Britain, GUNS, Individual Rights, Islam, Jihad, Rights, The State

There is no doubt that were an American-born Jihadi stupid enough to perform an act of butchery in public, he would not have left the scene alive as Michael Adebolajo, the butcher from Woolwich, did. US police would have arrived on the scene quickly and that would be it.

As was observed in “Disarmed Brits Can Only Shoot Savage … With A Camera,” there is a lot to be said for “an armed citizenry and an unarmed police force.” Although permitted to bear arms, Americans are nevertheless severely limited in how vigorously they can defend their homes and lives without incurring the wrath of the law.

However, since the US police is not unarmed, as it is in the UK, our homegrown Jihadis are a little more circumspect about carving up a countryman in public, a la Adebolajo. They are still perfectly comfortable setting off remote-controlled explosions.

A day after “Disarmed Brits Can Only Shoot Savage … With A Camera” went up on WND, The Daily Caller asked, “Why did British bystanders watch a soldier get hacked to death?

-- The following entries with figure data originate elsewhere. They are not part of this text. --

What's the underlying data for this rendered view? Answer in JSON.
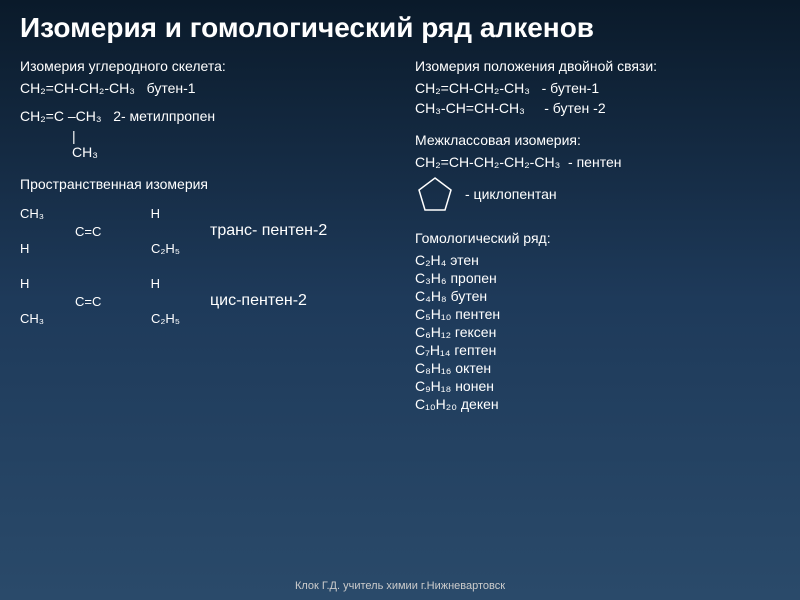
{
  "title": "Изомерия и гомологический ряд алкенов",
  "carbon_skeleton": {
    "heading": "Изомерия углеродного скелета:",
    "line1": "CH₂=CH-CH₂-CH₃   бутен-1",
    "line2": "CH₂=C –CH₃   2- метилпропен",
    "branch_line": "|",
    "branch": "CH₃"
  },
  "double_bond": {
    "heading": "Изомерия положения двойной связи:",
    "line1": "CH₂=CH-CH₂-CH₃   - бутен-1",
    "line2": "CH₃-CH=CH-CH₃     - бутен -2"
  },
  "interclass": {
    "heading": "Межклассовая изомерия:",
    "line1": "CH₂=CH-CH₂-CH₂-CH₃  - пентен",
    "cyclo_label": "-    циклопентан"
  },
  "spatial": {
    "heading": "Пространственная изомерия",
    "trans": {
      "tl": "CH₃",
      "tr": "H",
      "center": "C=C",
      "bl": "H",
      "br": "C₂H₅",
      "label": "транс- пентен-2"
    },
    "cis": {
      "tl": "H",
      "tr": "H",
      "center": "C=C",
      "bl": "CH₃",
      "br": "C₂H₅",
      "label": "цис-пентен-2"
    }
  },
  "homologous": {
    "heading": "Гомологический ряд:",
    "rows": [
      {
        "f": "C₂H₄",
        "n": "этен"
      },
      {
        "f": "C₃H₆",
        "n": "пропен"
      },
      {
        "f": "C₄H₈",
        "n": "бутен"
      },
      {
        "f": "C₅H₁₀",
        "n": "пентен"
      },
      {
        "f": "C₆H₁₂",
        "n": "гексен"
      },
      {
        "f": "C₇H₁₄",
        "n": "гептен"
      },
      {
        "f": "C₈H₁₆",
        "n": "октен"
      },
      {
        "f": "C₉H₁₈",
        "n": "нонен"
      },
      {
        "f": "C₁₀H₂₀",
        "n": "декен"
      }
    ]
  },
  "footer": "Клок Г.Д. учитель химии  г.Нижневартовск",
  "style": {
    "bg_gradient": [
      "#0a1a2a",
      "#1e3a5a",
      "#2a4a6a"
    ],
    "text_color": "#ffffff",
    "title_fontsize": 28,
    "body_fontsize": 14,
    "pentagon_stroke": "#ffffff",
    "pentagon_size": 40
  }
}
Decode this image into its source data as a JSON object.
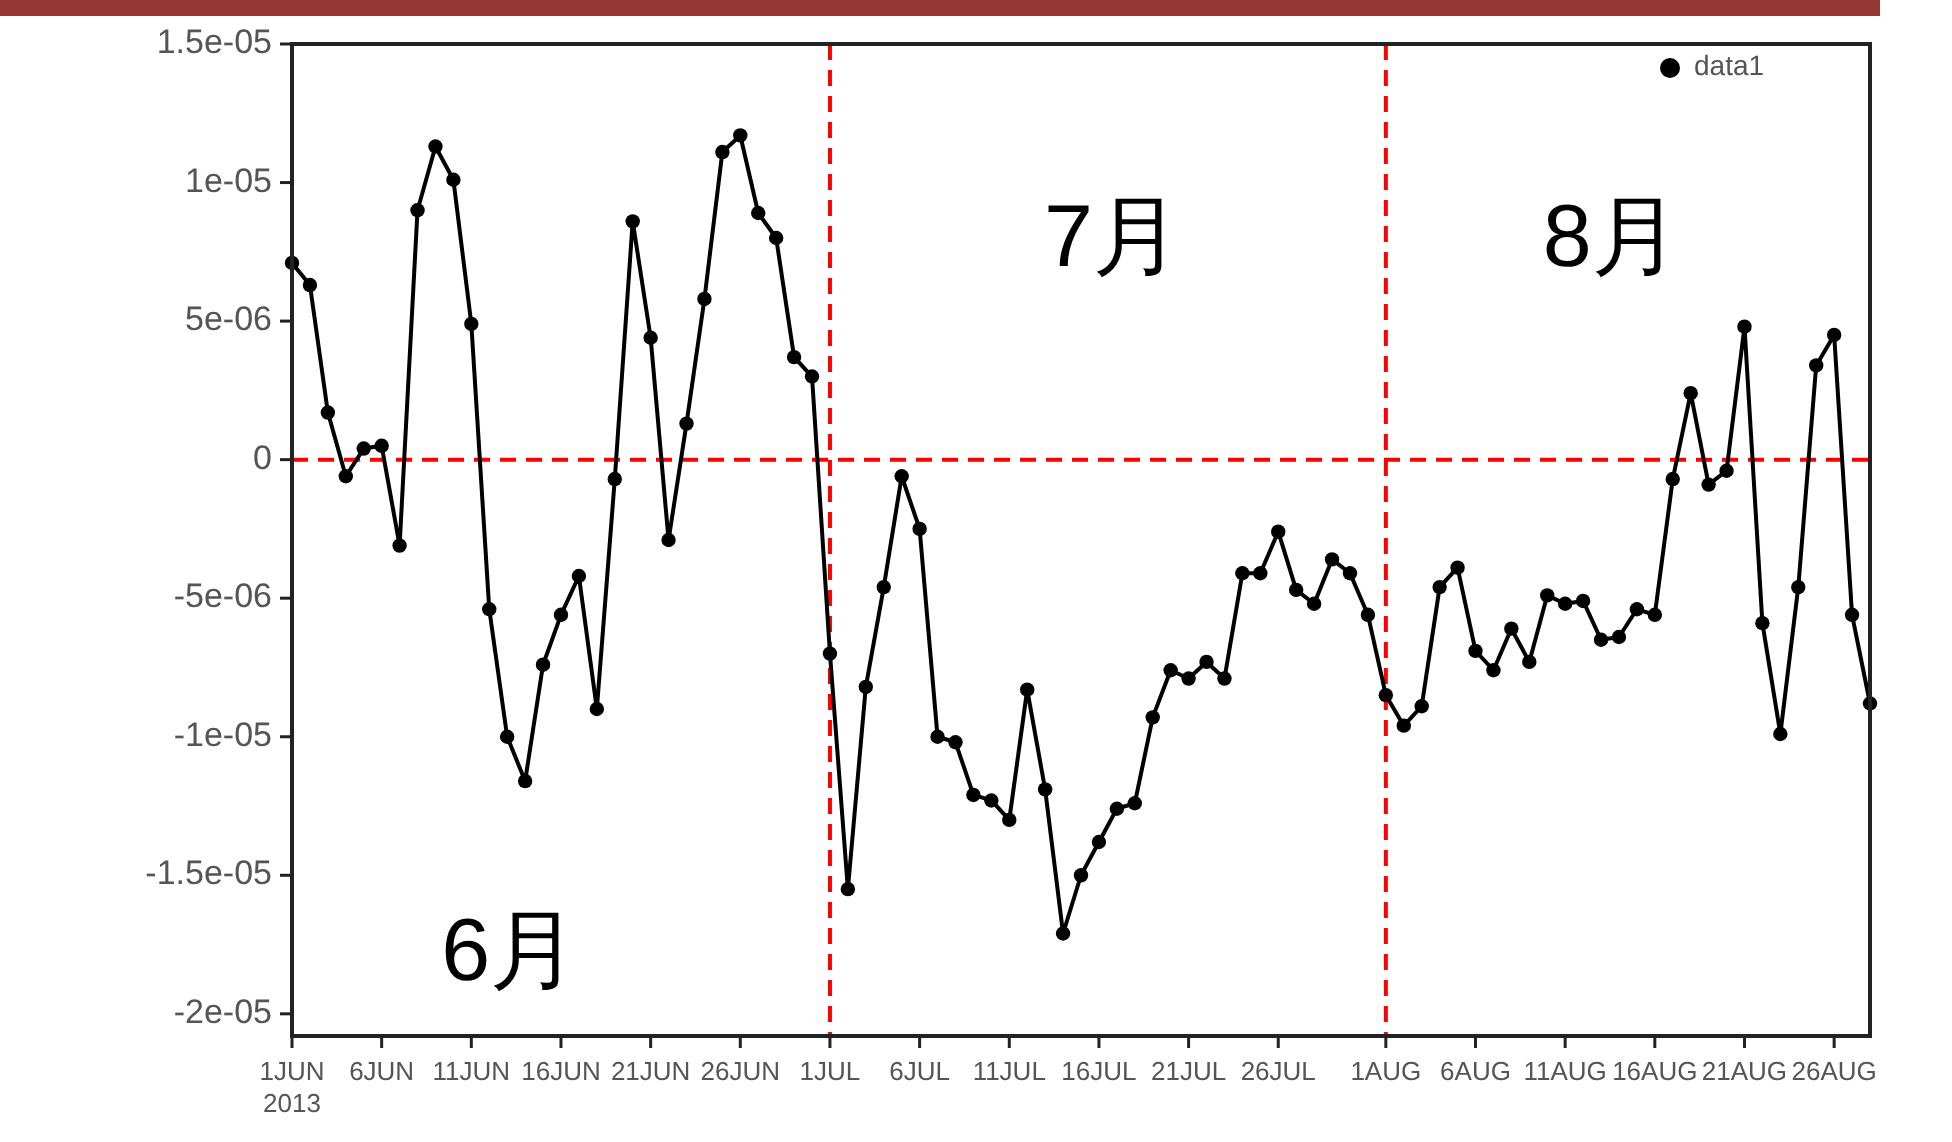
{
  "chart_data": {
    "type": "line",
    "marker": "circle",
    "line_style": "solid",
    "grid": false,
    "legend": "top right",
    "x": [
      "2013-06-01",
      "2013-06-02",
      "2013-06-03",
      "2013-06-04",
      "2013-06-05",
      "2013-06-06",
      "2013-06-07",
      "2013-06-08",
      "2013-06-09",
      "2013-06-10",
      "2013-06-11",
      "2013-06-12",
      "2013-06-13",
      "2013-06-14",
      "2013-06-15",
      "2013-06-16",
      "2013-06-17",
      "2013-06-18",
      "2013-06-19",
      "2013-06-20",
      "2013-06-21",
      "2013-06-22",
      "2013-06-23",
      "2013-06-24",
      "2013-06-25",
      "2013-06-26",
      "2013-06-27",
      "2013-06-28",
      "2013-06-29",
      "2013-06-30",
      "2013-07-01",
      "2013-07-02",
      "2013-07-03",
      "2013-07-04",
      "2013-07-05",
      "2013-07-06",
      "2013-07-07",
      "2013-07-08",
      "2013-07-09",
      "2013-07-10",
      "2013-07-11",
      "2013-07-12",
      "2013-07-13",
      "2013-07-14",
      "2013-07-15",
      "2013-07-16",
      "2013-07-17",
      "2013-07-18",
      "2013-07-19",
      "2013-07-20",
      "2013-07-21",
      "2013-07-22",
      "2013-07-23",
      "2013-07-24",
      "2013-07-25",
      "2013-07-26",
      "2013-07-27",
      "2013-07-28",
      "2013-07-29",
      "2013-07-30",
      "2013-07-31",
      "2013-08-01",
      "2013-08-02",
      "2013-08-03",
      "2013-08-04",
      "2013-08-05",
      "2013-08-06",
      "2013-08-07",
      "2013-08-08",
      "2013-08-09",
      "2013-08-10",
      "2013-08-11",
      "2013-08-12",
      "2013-08-13",
      "2013-08-14",
      "2013-08-15",
      "2013-08-16",
      "2013-08-17",
      "2013-08-18",
      "2013-08-19",
      "2013-08-20",
      "2013-08-21",
      "2013-08-22",
      "2013-08-23",
      "2013-08-24",
      "2013-08-25",
      "2013-08-26",
      "2013-08-27",
      "2013-08-28"
    ],
    "series": [
      {
        "name": "data1",
        "color": "#000000",
        "values": [
          7.1e-06,
          6.3e-06,
          1.7e-06,
          -6e-07,
          4e-07,
          5e-07,
          -3.1e-06,
          9e-06,
          1.13e-05,
          1.01e-05,
          4.9e-06,
          -5.4e-06,
          -1e-05,
          -1.16e-05,
          -7.4e-06,
          -5.6e-06,
          -4.2e-06,
          -9e-06,
          -7e-07,
          8.6e-06,
          4.4e-06,
          -2.9e-06,
          1.3e-06,
          5.8e-06,
          1.11e-05,
          1.17e-05,
          8.9e-06,
          8e-06,
          3.7e-06,
          3e-06,
          -7e-06,
          -1.55e-05,
          -8.2e-06,
          -4.6e-06,
          -6e-07,
          -2.5e-06,
          -1e-05,
          -1.02e-05,
          -1.21e-05,
          -1.23e-05,
          -1.3e-05,
          -8.3e-06,
          -1.19e-05,
          -1.71e-05,
          -1.5e-05,
          -1.38e-05,
          -1.26e-05,
          -1.24e-05,
          -9.3e-06,
          -7.6e-06,
          -7.9e-06,
          -7.3e-06,
          -7.9e-06,
          -4.1e-06,
          -4.1e-06,
          -2.6e-06,
          -4.7e-06,
          -5.2e-06,
          -3.6e-06,
          -4.1e-06,
          -5.6e-06,
          -8.5e-06,
          -9.6e-06,
          -8.9e-06,
          -4.6e-06,
          -3.9e-06,
          -6.9e-06,
          -7.6e-06,
          -6.1e-06,
          -7.3e-06,
          -4.9e-06,
          -5.2e-06,
          -5.1e-06,
          -6.5e-06,
          -6.4e-06,
          -5.4e-06,
          -5.6e-06,
          -7e-07,
          2.4e-06,
          -9e-07,
          -4e-07,
          4.8e-06,
          -5.9e-06,
          -9.9e-06,
          -4.6e-06,
          3.4e-06,
          4.5e-06,
          -5.6e-06,
          -8.8e-06
        ]
      }
    ],
    "xlim": [
      "2013-06-01",
      "2013-08-28"
    ],
    "xticks": [
      {
        "value": "2013-06-01",
        "label": "1JUN\n2013"
      },
      {
        "value": "2013-06-06",
        "label": "6JUN"
      },
      {
        "value": "2013-06-11",
        "label": "11JUN"
      },
      {
        "value": "2013-06-16",
        "label": "16JUN"
      },
      {
        "value": "2013-06-21",
        "label": "21JUN"
      },
      {
        "value": "2013-06-26",
        "label": "26JUN"
      },
      {
        "value": "2013-07-01",
        "label": "1JUL"
      },
      {
        "value": "2013-07-06",
        "label": "6JUL"
      },
      {
        "value": "2013-07-11",
        "label": "11JUL"
      },
      {
        "value": "2013-07-16",
        "label": "16JUL"
      },
      {
        "value": "2013-07-21",
        "label": "21JUL"
      },
      {
        "value": "2013-07-26",
        "label": "26JUL"
      },
      {
        "value": "2013-08-01",
        "label": "1AUG"
      },
      {
        "value": "2013-08-06",
        "label": "6AUG"
      },
      {
        "value": "2013-08-11",
        "label": "11AUG"
      },
      {
        "value": "2013-08-16",
        "label": "16AUG"
      },
      {
        "value": "2013-08-21",
        "label": "21AUG"
      },
      {
        "value": "2013-08-26",
        "label": "26AUG"
      }
    ],
    "ylim": [
      -2.08e-05,
      1.5e-05
    ],
    "yticks": [
      {
        "value": 1.5e-05,
        "label": "1.5e-05"
      },
      {
        "value": 1e-05,
        "label": "1e-05"
      },
      {
        "value": 5e-06,
        "label": "5e-06"
      },
      0,
      {
        "value": -5e-06,
        "label": "-5e-06"
      },
      {
        "value": -1e-05,
        "label": "-1e-05"
      },
      {
        "value": -1.5e-05,
        "label": "-1.5e-05"
      },
      {
        "value": -2e-05,
        "label": "-2e-05"
      }
    ],
    "ref_lines": [
      {
        "axis": "y",
        "value": 0,
        "color": "#ff0000",
        "line_style": "dashed"
      },
      {
        "axis": "x",
        "value": "2013-07-01",
        "color": "#ff0000",
        "line_style": "dashed"
      },
      {
        "axis": "x",
        "value": "2013-08-01",
        "color": "#ff0000",
        "line_style": "dashed"
      }
    ],
    "annotations": [
      "6月",
      "7月",
      "8月"
    ]
  }
}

The DC answered its rhetorical question with a list of regulations imposed in the UK which would prohibit any form of self-defense.

According to the United Kingdom government website, the online storehouse of British government regulations, it is illegal to:
sell a knife of any kind (including cutlery and kitchen knives) to anyone under 18
carry a knife in public without good reason – unless it’s a knife with a folding blade 3 inches long (7.62 cm) or less, eg a Swiss Army knife
carry, buy or sell any type of banned knife
use any knife in a threatening way (even a legal knife, such as a Swiss Army knife)
Folding knives, regardless of blade size, with a locking mechanism are illegal in the U.K. for carry in public and are referred to as “lock knives.” According to British law, “The maximum penalty for an adult carrying a knife is 4 years in prison and a fine of £5,000.”
Pepper spray is also illegal under section 5(1)(b) of the Firearms Act 1968, which prohibits “any weapon of whatever description designed or adapted for the discharge of any noxious liquid, gas or other thing.”
It is illegal to import pepper spray or a stun gun because British law expressly states that pepper spray and stun guns are classified as firearms. Blow guns are classified as “offensive weapons” and are prohibited to own, except for veterinarians or registered animal handlers.

The DC neglected to mention that the US also has “bewilderingly complex, startlingly severe” “State and local knife-control laws.”

There can be no doubt that an American is better off than a Brit in as much as he can defend himself in public if he abides by strict laws—rules which do not impede criminals (not that this fact would penetrate Piers Morgan’s skull).

An Englishman attempting the same is pretty much doomed. If the criminal does not get the better of the Brit, the long arm of the law surely will.